I definitely agree that the artificiality in both the interior design and the clothing of Lureen and Jack might be a sign of their false marriage.
As the years go on, Jack seems to "dress-up" as a cowboy, but he no longer engages in activities that would make him a cowboy and his outfits get more flamboyant in a certain way (flashy watch, really colorful shirts, etc.). And a degree of artificiality seems to creep into his wardrobe. Note the much bigger black hat at the end. He no longer seems to wear real working-cowboy gear. For Jack, being a cowboy is already a fantasy that's escaped him by the time of the reunion in 1967. He proposes a "cow and calf operation" as if this is some ideal form of employment and not part of his reality and from the story we know that by '67 he's already quit the rodeo. Whereas for Ennis, we know he already works for a "cow and calf" operation both in what he says to Alma in the grocery store, in the shot where we see him feeding cattle, in what he tells Cassie, etc. For Ennis working with cows (I'm being very literal here in my definition of cow-boy) is a form of daily subsistence or maybe even drudgery... not the same kind of fantasy-ideal that it seems to be for Jack. By the time we see the interior of Jack's house in Texas he's a salesman who works in an office and drives combines around a parking lot.

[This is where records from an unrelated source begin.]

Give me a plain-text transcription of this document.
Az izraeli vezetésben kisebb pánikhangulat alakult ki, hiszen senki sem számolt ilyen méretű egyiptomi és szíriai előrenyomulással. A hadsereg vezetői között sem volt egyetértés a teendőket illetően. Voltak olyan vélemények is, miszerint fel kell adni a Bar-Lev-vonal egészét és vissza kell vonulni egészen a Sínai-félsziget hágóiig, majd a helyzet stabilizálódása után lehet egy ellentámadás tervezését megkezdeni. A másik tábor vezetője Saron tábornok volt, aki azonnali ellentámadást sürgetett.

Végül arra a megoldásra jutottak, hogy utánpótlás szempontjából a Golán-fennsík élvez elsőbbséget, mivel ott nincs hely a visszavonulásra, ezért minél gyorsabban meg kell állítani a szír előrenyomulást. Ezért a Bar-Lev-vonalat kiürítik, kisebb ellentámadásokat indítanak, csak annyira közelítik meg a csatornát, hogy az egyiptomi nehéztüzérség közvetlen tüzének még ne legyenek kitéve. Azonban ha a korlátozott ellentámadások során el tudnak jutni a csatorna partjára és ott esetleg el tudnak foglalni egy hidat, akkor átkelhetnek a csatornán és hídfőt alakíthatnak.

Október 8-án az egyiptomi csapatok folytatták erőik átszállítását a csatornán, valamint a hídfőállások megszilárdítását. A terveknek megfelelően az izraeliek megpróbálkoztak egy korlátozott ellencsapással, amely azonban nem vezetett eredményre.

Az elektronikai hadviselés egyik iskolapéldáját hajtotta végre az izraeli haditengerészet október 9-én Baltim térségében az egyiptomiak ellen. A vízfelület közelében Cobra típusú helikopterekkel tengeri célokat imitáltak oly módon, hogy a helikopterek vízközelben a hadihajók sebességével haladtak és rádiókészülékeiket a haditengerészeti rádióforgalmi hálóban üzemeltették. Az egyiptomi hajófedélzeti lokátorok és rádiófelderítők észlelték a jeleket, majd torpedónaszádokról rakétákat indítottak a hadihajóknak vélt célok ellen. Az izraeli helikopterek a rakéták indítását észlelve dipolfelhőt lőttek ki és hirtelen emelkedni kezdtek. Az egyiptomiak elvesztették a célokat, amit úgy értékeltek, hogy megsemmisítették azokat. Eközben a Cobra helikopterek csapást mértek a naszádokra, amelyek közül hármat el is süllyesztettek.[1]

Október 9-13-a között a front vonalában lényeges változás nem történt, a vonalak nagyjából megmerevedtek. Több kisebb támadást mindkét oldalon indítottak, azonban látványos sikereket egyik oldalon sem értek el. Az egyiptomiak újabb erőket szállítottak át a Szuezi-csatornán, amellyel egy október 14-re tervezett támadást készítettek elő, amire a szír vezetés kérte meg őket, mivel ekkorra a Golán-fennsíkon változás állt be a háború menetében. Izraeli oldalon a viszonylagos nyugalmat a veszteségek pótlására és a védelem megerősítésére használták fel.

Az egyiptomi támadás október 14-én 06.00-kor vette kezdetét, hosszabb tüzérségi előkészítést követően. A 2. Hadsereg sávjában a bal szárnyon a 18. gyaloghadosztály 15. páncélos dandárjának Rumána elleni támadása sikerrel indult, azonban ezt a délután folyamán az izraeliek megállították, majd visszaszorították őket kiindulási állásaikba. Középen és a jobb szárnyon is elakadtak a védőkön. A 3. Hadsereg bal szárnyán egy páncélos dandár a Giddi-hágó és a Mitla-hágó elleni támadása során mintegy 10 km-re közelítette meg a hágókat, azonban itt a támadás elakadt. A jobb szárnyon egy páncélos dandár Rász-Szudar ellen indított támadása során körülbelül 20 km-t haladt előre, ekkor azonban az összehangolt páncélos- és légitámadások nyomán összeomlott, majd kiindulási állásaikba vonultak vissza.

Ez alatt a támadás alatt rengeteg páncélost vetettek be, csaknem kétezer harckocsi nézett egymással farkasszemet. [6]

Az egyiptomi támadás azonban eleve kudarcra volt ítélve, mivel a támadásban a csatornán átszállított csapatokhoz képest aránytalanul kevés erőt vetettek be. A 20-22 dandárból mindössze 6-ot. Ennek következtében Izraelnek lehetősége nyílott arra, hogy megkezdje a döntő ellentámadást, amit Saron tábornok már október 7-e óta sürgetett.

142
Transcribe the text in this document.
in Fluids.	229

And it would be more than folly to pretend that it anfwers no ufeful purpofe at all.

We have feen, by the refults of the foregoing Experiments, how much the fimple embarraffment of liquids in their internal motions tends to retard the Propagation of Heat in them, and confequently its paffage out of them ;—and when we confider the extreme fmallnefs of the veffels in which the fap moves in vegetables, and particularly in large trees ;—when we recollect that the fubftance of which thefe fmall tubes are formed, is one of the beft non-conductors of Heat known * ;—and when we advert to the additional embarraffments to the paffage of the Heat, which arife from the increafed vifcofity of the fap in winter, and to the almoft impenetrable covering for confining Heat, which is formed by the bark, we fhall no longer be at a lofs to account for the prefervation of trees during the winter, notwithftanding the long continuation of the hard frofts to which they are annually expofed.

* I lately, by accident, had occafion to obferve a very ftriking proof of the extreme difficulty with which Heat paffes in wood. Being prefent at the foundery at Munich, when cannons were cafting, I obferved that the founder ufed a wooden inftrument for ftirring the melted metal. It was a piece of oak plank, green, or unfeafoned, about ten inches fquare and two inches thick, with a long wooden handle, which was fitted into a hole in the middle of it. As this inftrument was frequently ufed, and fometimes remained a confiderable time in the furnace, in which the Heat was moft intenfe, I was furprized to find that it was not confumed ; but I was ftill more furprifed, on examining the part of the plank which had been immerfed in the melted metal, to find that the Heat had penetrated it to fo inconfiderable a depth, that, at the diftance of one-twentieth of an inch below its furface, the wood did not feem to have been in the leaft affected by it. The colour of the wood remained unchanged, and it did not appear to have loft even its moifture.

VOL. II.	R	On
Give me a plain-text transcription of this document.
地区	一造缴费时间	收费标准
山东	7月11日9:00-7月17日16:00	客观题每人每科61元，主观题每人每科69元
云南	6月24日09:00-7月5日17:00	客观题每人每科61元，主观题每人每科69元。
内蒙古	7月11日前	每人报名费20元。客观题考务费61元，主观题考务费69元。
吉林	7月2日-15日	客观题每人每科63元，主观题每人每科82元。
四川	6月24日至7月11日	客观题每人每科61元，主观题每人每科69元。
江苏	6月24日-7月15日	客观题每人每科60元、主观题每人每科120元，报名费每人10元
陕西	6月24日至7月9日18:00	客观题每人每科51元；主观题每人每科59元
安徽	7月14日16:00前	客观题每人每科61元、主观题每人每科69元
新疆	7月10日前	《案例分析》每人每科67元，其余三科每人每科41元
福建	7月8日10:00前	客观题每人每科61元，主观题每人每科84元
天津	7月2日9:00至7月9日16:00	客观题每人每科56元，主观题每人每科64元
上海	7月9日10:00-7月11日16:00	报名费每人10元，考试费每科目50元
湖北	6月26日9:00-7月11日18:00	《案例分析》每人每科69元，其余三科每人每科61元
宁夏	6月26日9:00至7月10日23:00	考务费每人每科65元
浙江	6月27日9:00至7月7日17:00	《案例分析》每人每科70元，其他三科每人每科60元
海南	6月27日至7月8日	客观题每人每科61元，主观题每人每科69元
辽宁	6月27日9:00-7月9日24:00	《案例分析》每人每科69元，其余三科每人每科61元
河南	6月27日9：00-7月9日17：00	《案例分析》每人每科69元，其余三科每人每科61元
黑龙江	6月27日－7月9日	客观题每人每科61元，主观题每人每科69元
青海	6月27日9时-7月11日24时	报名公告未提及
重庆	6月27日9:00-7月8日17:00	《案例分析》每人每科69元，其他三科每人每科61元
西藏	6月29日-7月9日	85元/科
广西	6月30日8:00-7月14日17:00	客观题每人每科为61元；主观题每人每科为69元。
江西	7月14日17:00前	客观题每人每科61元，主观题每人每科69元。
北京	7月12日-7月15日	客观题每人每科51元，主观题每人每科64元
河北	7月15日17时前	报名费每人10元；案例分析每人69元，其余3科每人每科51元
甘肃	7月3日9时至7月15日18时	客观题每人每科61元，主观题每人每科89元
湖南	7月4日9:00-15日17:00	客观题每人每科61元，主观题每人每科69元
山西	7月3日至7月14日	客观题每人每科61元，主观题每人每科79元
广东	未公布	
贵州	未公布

I wonder if the artificial signs of nature inside the Twist house (the fake cactus plant lamps) and the faux signs of being "western" in their decor might correspond a bit to the framed pictures of mountains in Ennis and Alma's homes (in the isolated ranch house and in the apartment over the laundromat).
The containment of the symbol of the mountain for Ennis may be slightly different in meaning from what you've pointed out here about Jack's daily-Texas environment.